There were so many things she wanted to say to him, many more she envisioned doing to him (and with him) and it was going to be too late now. Figures she thought just when I figure out who I'm supposed to love and how I'm supposed to do it that I'd get killed. But in the end she wanted to give him peace that was stolen from them both and the knowledge he mattered to her deeply. That required very little – in fact only three simple words she'd not said in years.

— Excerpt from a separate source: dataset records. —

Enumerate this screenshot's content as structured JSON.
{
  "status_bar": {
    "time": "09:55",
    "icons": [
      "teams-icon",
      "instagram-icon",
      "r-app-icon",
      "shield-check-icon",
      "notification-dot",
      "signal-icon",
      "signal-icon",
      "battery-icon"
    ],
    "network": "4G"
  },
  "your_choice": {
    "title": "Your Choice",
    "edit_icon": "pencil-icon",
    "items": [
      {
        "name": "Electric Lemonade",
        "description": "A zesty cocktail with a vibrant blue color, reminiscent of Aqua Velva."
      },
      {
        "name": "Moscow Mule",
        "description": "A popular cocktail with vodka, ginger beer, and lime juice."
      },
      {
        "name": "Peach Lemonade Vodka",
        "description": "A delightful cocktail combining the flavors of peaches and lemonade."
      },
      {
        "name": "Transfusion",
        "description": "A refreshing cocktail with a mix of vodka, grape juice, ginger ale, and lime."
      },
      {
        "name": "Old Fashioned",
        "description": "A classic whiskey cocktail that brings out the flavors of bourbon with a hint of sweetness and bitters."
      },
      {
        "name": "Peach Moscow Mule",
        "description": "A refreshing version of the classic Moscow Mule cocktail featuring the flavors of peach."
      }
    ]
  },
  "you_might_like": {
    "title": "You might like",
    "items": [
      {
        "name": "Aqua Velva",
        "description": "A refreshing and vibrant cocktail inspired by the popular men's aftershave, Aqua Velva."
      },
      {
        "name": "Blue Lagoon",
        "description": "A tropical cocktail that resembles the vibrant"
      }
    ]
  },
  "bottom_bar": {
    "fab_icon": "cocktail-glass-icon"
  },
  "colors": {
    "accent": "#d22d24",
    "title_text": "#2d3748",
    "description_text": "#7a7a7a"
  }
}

With flagging strength and damned annoying diminishing vision, she pulled on their link and he came willingly to her. Face to face, close enough to mix breath, she told him what he needed to know, what she wanted him to hear, the truth that they both knew in their hearts she gave voice to. His hot tears fell on her face, as he begged her not to go.

In the end she simply she'd promised him that she'd wait - secure in the knowledge that he would always come for her. As the world dimmed Charlie's smile and his tear filled brilliant blue eyes were the last things she saw before the darkness claimed her. In the end there was no pain, except in her heart.